• türkçeye tercümesinin yetersiz(!) kaldığı düşünülüp iyiden iyiye kahvehane kültürüyle harmanlanmış oyun. yönetmen katkısı neden bu seviyeye inmiş anlamakta güçlük çekiyorum. öylesine derin konuları ironik bir dille yeren bir senaryon varken, kolpaçino terk esprilerle basit seyirci kitlesine hitap etmeye çalışmak ne üzücüdür. seyircimizin de buna katkısı yadsınamaz tabii. "siktir git"e gülen bir "tiyatro" izleyicisiyle aynı salonu paylaşmak çok iç açıcıydı.

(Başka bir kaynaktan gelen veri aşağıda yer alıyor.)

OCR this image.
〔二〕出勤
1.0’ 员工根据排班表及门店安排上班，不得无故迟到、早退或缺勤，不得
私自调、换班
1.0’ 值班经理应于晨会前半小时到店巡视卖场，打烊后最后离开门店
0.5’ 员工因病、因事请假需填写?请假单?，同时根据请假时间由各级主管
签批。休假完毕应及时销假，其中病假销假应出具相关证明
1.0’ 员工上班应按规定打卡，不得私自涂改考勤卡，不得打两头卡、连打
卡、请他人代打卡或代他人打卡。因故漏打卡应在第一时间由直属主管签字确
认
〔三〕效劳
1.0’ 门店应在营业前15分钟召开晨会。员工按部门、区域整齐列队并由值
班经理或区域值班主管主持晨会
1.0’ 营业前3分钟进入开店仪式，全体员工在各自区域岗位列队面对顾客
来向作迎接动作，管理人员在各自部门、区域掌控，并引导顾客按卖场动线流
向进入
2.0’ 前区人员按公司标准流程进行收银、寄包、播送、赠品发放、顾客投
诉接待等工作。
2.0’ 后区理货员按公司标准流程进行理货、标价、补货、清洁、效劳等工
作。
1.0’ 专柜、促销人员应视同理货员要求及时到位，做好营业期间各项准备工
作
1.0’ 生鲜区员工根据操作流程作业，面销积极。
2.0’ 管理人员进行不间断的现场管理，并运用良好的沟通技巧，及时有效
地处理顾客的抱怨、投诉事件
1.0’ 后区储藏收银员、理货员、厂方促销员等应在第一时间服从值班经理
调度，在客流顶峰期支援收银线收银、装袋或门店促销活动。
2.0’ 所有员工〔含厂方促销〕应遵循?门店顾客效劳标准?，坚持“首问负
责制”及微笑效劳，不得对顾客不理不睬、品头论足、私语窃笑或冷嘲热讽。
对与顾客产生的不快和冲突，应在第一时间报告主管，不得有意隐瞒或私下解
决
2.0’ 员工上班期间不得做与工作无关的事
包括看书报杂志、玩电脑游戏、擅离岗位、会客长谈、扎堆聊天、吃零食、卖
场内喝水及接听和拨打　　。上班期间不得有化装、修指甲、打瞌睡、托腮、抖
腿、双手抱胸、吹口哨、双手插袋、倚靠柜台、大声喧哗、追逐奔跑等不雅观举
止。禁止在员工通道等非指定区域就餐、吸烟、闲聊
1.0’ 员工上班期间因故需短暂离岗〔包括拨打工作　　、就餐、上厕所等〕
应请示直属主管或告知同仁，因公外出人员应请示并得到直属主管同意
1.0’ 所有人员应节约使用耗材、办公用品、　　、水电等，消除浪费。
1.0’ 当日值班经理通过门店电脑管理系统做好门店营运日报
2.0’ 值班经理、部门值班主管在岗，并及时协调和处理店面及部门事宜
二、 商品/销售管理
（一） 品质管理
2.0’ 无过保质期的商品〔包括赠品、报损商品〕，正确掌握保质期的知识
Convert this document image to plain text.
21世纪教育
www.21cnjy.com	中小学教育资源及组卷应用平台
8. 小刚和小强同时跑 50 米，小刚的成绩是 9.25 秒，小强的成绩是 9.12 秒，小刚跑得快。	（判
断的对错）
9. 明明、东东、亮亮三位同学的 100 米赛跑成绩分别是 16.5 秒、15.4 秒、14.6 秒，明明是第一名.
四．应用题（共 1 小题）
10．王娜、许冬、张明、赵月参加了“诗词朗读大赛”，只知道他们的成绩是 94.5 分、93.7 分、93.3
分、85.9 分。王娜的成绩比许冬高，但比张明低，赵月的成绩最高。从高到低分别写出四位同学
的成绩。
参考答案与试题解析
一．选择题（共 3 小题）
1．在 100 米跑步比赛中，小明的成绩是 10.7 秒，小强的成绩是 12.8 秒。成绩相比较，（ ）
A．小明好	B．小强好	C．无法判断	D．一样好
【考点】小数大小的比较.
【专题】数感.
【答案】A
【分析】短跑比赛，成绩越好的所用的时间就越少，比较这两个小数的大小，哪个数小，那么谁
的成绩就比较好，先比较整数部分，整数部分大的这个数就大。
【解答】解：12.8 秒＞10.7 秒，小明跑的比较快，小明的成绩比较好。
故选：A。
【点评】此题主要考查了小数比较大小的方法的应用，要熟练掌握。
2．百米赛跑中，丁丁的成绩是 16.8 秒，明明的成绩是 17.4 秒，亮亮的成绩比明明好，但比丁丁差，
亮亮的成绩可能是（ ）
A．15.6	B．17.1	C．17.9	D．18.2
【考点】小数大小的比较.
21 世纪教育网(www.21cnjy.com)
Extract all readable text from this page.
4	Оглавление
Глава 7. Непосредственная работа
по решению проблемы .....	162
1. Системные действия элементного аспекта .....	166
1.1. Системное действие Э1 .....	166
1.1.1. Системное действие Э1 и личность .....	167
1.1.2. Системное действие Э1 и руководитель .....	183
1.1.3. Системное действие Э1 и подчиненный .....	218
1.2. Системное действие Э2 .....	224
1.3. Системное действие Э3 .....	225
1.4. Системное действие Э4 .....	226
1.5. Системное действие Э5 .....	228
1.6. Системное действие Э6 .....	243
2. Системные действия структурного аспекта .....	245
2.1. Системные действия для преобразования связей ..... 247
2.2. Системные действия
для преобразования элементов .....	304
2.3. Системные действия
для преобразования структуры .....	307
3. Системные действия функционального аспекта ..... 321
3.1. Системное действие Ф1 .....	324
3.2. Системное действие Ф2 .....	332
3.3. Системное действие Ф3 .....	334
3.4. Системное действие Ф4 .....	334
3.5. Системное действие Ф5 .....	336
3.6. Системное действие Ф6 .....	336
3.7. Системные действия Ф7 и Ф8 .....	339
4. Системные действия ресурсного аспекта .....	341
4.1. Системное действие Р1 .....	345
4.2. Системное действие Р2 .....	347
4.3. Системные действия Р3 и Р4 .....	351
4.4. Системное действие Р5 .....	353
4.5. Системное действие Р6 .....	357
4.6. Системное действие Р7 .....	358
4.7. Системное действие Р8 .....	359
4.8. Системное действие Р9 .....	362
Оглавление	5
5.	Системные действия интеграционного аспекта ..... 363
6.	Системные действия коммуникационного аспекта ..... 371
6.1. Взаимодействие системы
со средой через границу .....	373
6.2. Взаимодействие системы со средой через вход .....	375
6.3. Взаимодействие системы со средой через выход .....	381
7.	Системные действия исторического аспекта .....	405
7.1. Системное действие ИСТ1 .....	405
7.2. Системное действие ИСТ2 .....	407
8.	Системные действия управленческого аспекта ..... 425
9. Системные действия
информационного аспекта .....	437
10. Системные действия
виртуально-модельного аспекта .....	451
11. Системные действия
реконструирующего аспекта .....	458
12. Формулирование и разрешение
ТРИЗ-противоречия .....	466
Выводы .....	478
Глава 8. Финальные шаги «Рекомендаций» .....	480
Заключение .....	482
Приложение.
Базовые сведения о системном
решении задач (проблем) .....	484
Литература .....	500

    oyunculuklara gelecek olursak, büyük bir salonun arka sıralarında izleyerek normal şartlarda sıkıntı yaşamayacağımı düşünmüştüm ama yanılmışım. yetenek abidesi oyuncuları duymak için onlardan daha konsantre bir şekilde oyunu takip etmeye çalıştım. yutulan diyaloglar, devamlı aynı tonda konuşmalar, kulağa söylenen ayıplı sözden 5 saat sonra verilen "aaaaaaa" tepkileri, donuk sahneler arasındaki ışık bağlantısızlığı, ani kesilen müzikler direkt göze batan olumsuzluklardı.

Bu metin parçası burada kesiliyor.